The third man laughed and he said, “That makes the point, that my profession is the oldest.”
They said, “Your profession? Before that there was only chaos.”
He said, “Yes, but the point is, who created the chaos?”
He was a politician. Without him, of course, it is very difficult to create chaos.
There is no God – we are still living in chaos, and the politicians are still creating it. It is not that once upon a time they created the chaos; they are still on the job.
Meditation is a revolution in the individual.
Social revolutions have failed. There have been social revolutions – the French revolution, Russian revolution, Chinese revolution – they all failed. Something in the very mechanics of revolution is such that it is bound to fail, because the people who succeed in throwing off the old regime, the old power, the old government, the old society, are part of the old society; that’s one thing. They have been conditioned, educated by the old society. They have been fighting with the old society with the same means, same lies, same strategies. And they have been successful because they proved more cunning, more violent, more powerful than the old power. And once they come into power, power corrupts – and absolute power corrupts absolutely. And because they have come into power after a struggle, they make every arrangement so that nobody can overthrow them. […]

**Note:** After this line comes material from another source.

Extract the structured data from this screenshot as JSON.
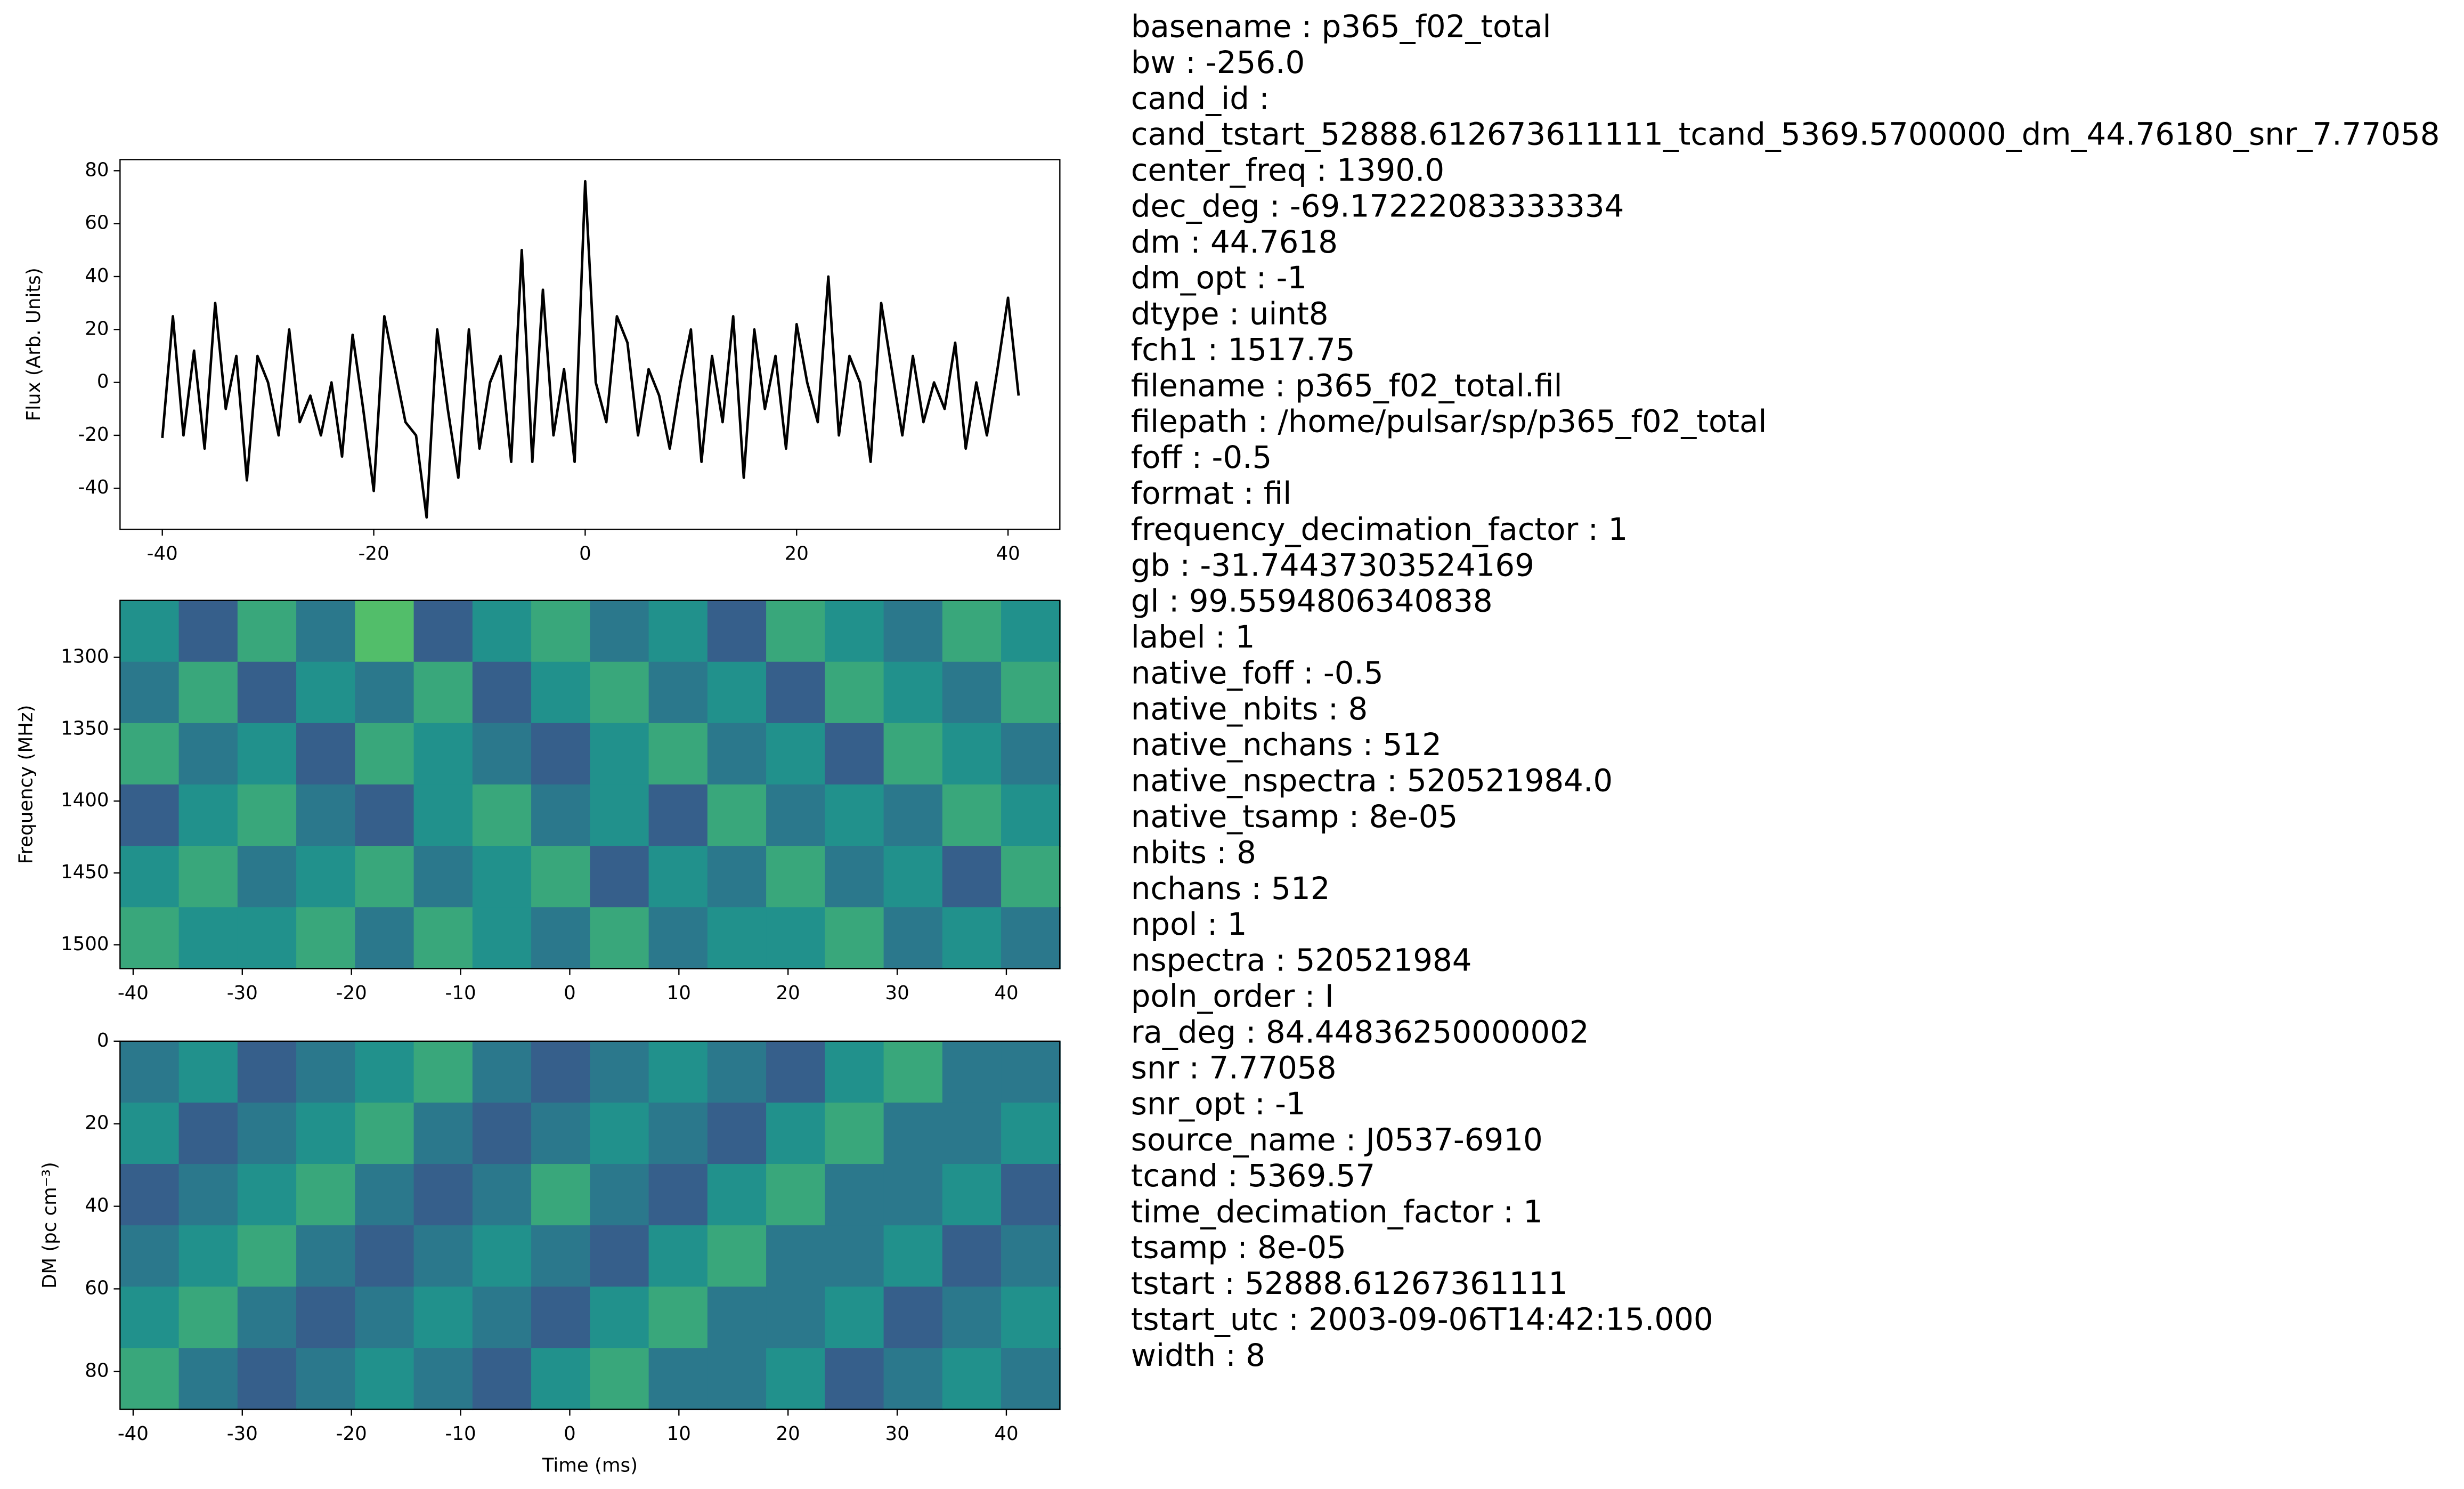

All social revolutions have failed, and in the future also there is no hope that any social revolution will ever succeed, because the very mechanism is self-defeating.
Hence I teach the only revolution that can be successful, and that is a revolution in the individual. Make the individual more discontented so that he starts asking, “Is there a way to go beyond this discontentment? Is there a way to get out of this anguish?”

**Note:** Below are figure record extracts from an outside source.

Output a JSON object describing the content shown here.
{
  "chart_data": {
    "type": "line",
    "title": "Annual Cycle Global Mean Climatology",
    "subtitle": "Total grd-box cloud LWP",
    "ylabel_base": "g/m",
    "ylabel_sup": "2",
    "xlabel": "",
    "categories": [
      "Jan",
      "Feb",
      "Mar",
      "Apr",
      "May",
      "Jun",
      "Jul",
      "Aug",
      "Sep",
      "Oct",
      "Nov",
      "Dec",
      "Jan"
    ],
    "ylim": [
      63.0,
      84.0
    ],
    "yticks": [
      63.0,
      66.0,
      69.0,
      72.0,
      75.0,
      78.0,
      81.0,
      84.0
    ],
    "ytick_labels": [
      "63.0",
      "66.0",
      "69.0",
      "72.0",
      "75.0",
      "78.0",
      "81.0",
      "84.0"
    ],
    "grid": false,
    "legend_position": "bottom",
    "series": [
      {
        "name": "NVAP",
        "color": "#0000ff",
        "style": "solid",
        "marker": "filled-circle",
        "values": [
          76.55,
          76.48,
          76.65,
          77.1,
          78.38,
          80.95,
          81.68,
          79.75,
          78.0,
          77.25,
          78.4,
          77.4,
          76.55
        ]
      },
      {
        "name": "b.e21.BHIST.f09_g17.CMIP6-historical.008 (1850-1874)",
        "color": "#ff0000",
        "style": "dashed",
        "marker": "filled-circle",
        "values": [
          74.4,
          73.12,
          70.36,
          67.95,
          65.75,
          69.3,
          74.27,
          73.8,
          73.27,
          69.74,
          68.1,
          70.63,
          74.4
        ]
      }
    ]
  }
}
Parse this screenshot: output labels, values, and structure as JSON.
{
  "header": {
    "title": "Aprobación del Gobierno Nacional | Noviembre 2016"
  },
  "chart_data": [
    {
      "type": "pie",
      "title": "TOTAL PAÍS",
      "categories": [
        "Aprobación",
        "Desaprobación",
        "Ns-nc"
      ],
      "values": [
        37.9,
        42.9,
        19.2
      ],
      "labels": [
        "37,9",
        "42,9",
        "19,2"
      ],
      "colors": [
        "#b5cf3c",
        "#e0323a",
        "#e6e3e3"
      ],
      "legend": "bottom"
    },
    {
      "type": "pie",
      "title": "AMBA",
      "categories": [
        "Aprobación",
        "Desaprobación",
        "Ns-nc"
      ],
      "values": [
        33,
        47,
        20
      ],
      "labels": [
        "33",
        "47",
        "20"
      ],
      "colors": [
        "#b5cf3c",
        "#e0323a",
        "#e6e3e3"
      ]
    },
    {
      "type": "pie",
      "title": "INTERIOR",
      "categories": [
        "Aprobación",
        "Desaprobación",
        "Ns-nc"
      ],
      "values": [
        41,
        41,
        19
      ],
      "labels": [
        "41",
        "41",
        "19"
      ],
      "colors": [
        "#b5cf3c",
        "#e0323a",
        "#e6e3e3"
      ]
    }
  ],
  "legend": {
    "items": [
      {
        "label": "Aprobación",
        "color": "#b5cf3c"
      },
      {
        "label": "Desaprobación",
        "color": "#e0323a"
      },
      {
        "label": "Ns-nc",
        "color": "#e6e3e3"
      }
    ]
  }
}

Meditation is the way to go out of discontentment, out of anguish.
You have to become just a watcher, a witness of the mind.

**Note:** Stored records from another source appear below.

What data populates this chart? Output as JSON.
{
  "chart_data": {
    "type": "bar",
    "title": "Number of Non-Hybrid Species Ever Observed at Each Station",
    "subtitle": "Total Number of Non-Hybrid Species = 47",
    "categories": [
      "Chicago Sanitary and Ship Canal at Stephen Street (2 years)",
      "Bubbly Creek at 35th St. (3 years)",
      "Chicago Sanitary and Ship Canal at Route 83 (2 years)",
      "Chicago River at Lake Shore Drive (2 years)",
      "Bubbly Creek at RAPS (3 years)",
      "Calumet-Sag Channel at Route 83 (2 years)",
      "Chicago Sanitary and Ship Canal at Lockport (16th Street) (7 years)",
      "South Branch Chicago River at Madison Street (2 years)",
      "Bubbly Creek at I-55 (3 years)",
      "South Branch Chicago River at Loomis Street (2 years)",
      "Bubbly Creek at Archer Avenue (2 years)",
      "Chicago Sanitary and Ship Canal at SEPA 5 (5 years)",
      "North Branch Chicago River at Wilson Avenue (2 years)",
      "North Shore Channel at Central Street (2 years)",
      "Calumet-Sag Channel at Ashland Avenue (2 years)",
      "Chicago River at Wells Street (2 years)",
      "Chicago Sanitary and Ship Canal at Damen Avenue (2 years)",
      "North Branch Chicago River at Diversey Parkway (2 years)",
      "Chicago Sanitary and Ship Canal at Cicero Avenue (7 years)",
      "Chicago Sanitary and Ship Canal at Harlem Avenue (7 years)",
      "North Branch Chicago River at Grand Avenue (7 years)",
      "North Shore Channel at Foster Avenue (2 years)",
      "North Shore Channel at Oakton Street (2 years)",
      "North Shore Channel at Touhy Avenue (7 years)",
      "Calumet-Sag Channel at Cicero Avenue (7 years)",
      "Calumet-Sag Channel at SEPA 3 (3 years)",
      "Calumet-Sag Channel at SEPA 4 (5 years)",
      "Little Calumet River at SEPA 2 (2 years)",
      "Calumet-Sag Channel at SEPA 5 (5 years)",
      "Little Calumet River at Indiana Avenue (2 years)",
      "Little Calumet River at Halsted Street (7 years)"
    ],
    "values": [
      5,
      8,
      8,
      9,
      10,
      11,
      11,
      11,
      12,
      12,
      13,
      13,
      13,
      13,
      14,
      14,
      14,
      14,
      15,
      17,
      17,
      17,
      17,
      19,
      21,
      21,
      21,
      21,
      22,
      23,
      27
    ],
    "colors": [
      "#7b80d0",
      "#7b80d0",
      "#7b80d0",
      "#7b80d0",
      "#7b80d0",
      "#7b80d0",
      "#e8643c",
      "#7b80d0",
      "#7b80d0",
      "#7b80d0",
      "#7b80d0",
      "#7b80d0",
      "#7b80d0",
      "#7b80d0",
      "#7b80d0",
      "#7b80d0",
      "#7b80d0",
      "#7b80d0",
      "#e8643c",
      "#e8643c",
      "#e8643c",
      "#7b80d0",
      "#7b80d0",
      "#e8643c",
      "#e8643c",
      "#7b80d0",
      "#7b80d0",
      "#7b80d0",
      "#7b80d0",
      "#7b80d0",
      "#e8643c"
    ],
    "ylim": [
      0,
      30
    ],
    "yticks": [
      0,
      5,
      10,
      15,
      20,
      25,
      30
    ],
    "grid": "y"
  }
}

Wadud, you say mind creates the world – true.
But meditation is not mind, and mind cannot create meditation. Meditation is getting out of the mind, becoming a watcher of the mind, witnessing all the stuff that goes through the mind – the desires, imaginations, thoughts, dreams, all that goes on in the mind. You become simply a witness. Slowly slowly, this witnessing becomes stronger, becomes more centered, rooted. And suddenly you understand one thing: that you are one with the witnessing, not with the mind; that the mind is as much outside you as anything else.
The market is outside you, the mind is outside you, the body is outside you. You are the innermost core – everything is outside you.
This experience of the innermost center brings a contentment. You don’t bring it; it comes, it simply rains over you.
A contentment that you have practiced is false.
A contentment that comes to you on its own accord is authentic.
Go to the marketplace, teach people how to be watchers of their minds, but remember not to teach them to be contented with their desires. We have to make them more discontented, till the real contentment comes. If you make them contented, then the real never comes. You are satisfied with something plastic; that becomes the barrier.
Wadud is a psychotherapist. His wife Waduda is also a psychotherapist. They both work together. They are experts as far as mind is concerned, but mind has to be transcended.
Mind is not our game, mind is not our world.
Our world is beyond the mind.
Meditation in the marketplace is a beautiful idea, but understand exactly what meditation is – not only intellectually, but existentially. Experience something that you are going to share with people; otherwise, you will be just parrots repeating something which you know not.
And I prohibit my sannyasins from repeating anything that they know not. Unless you know, it is better to say, “I am ignorant, I do not know.” That ignorance is yours: at least it is true. Knowledge borrowed from somebody else is against your self-respect. It is not yours and you cannot share it – you don’t have it.
All that you know is in the mind, and meditation is an experience of the heart. So first let your heart sing and dance.
Rejoice in meditation. Then go to the marketplace.